One hears the stressed out ER personnel talking among themselves, sharing their therapeutic wisdom.
"I told her to shut up, she didn't, I just gave her two Vikes, she'll shut up now."
Tom, I don't know much about poetry and maybe I'm missing something here but
'To hear the faint sound of oars in the silence as a rowboat
comes slowly out and then goes back is truly worth
all the years of sorrow that are to come.'
sounds like utter bullshit!
Thanks, K.
The sheer quantity of unknowing that has attended upon this post is growing truly impressive.
The punishment, it seems, for demoting one's true subject to the nether regions of the post, out of a craven desire to sugar the pill of truth -- the truth that offshore deepwater oil drilling, which was made illegal by California after the terrible 1969 Santa Barbara spill, though Exxon, which had an old stake in this dangerous game, and was thus "grandfathered" into a "right" to continue drilling and pumping, leading, over time, to this latest spill -- is dangerous to all life.
At the bottom of the Gulf of Mexico there remain three million gallons of oil, about half of which constitute the extremely toxic residue deposited by the "snot-trail" that remains after the "oil-eating bacteria" helpfully distributed upon the waters by BP in the wake of their staggering deepwater-drilling malfeasance managed to eat the "lighter" parts of the crude oil then spilled, leaving the several dozen most lethal chemical compounds to be excreted to drift upon the ocean floor, creating a massive dead-zone, a threat to all life for the next thousand years or so -- a rather grave object lesson, were there anybody conscious enough to learn from it.
This weekend just now past was one of America's official recreational extended holidays. There are eight of those. Gas up and go! Don't mind the consequences!

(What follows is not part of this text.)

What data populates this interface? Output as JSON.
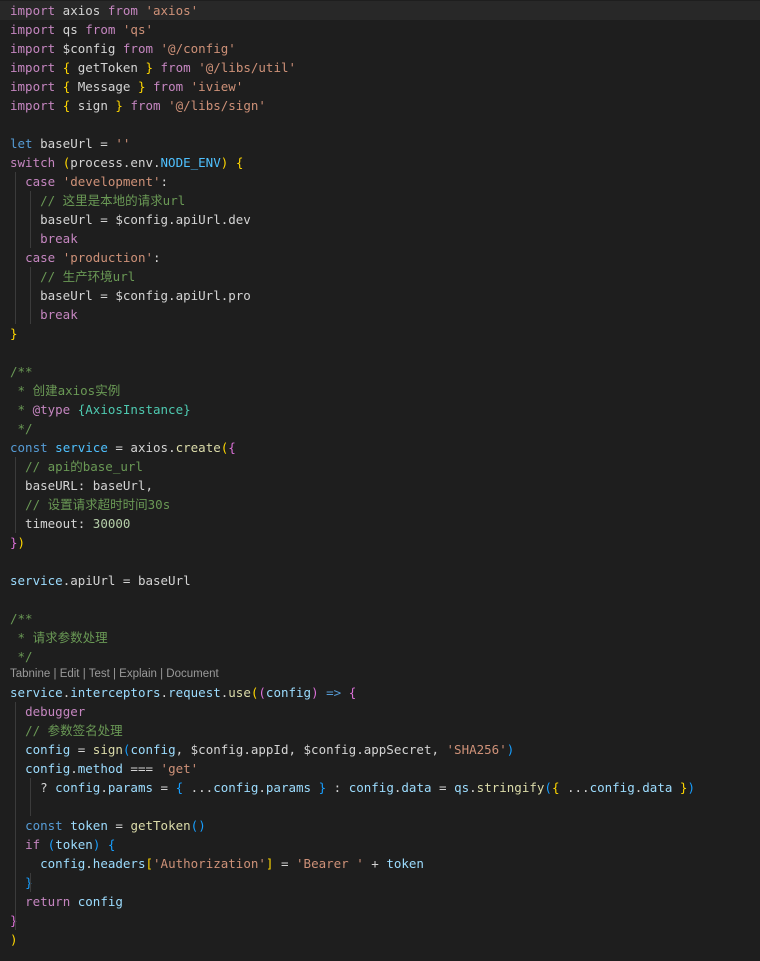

People find it unpleasant to think about those consequences, which is of course convenient for Big Oil; in addition to having all the political clout that can be bought when you have the most money, the oil companies enjoy the tacit permission of a colluding populace so intent on "enjoying its living" (that is, jumping in the car on the slightest impulse) that it is blind to, and indeed averse to, hearing a word said about the consequences.
Robinson Jeffers, "Going to Horse Flats"
https://books.google.ca/books?id=MTn_okYQeW0C&pg=PA541&lpg=PA541&dq=Jeffers+%22Going+to+Horse+Flats%22&source=bl&ots=TMufY4jVX9&sig=2iEVLGvVGmKJaXCExWyy6sAZbnE&hl=en&sa=X&ei=zopoVayXH5P-yQSflIOoCA&ved=0CC8Q6AEwAQ#v=onepage&q=Jeffers%20%22Going%20to%20Horse%20Flats%22&f=false
Er, thanks once more, James.
That particular Jeffers poem, Horse Flats -- bald, didactic, confused, confusing, dialogic yet not really -- has always eluded me. Obviously the rise of Nazism and the war in Spain were on his mind, as on many people's minds, and there were no answers to be found to the inchoate questions buried in yet never articulated in what is finally an all too prosaic attempt at semi-topical verse. The dramatic situation in the work is at best quite muddled. It's staged as an exchange but isn't one. There are some who think of it as a comic poem. Dunno about that. Maybe I'm just too old to get the joke.
But I suppose you too must have a didactic intent in recommending one of the poet's least accomplished works.
Just a guess.
Mystery guests, confused and confusing silences, guesses, stabs in the dark, turned backs, distant bafflements, trollikenesses, strange messages that mysteriously don't arrive in inbox, unhighlighted links, altogether confounding.
Bottom line, this post was hijacked by the banality of Jack Gilbert, and it may thus be only fitting that it should now be buried by hanging it at half-mast on the yardarm of Jeffers' own mixed up preachifying. Yegads.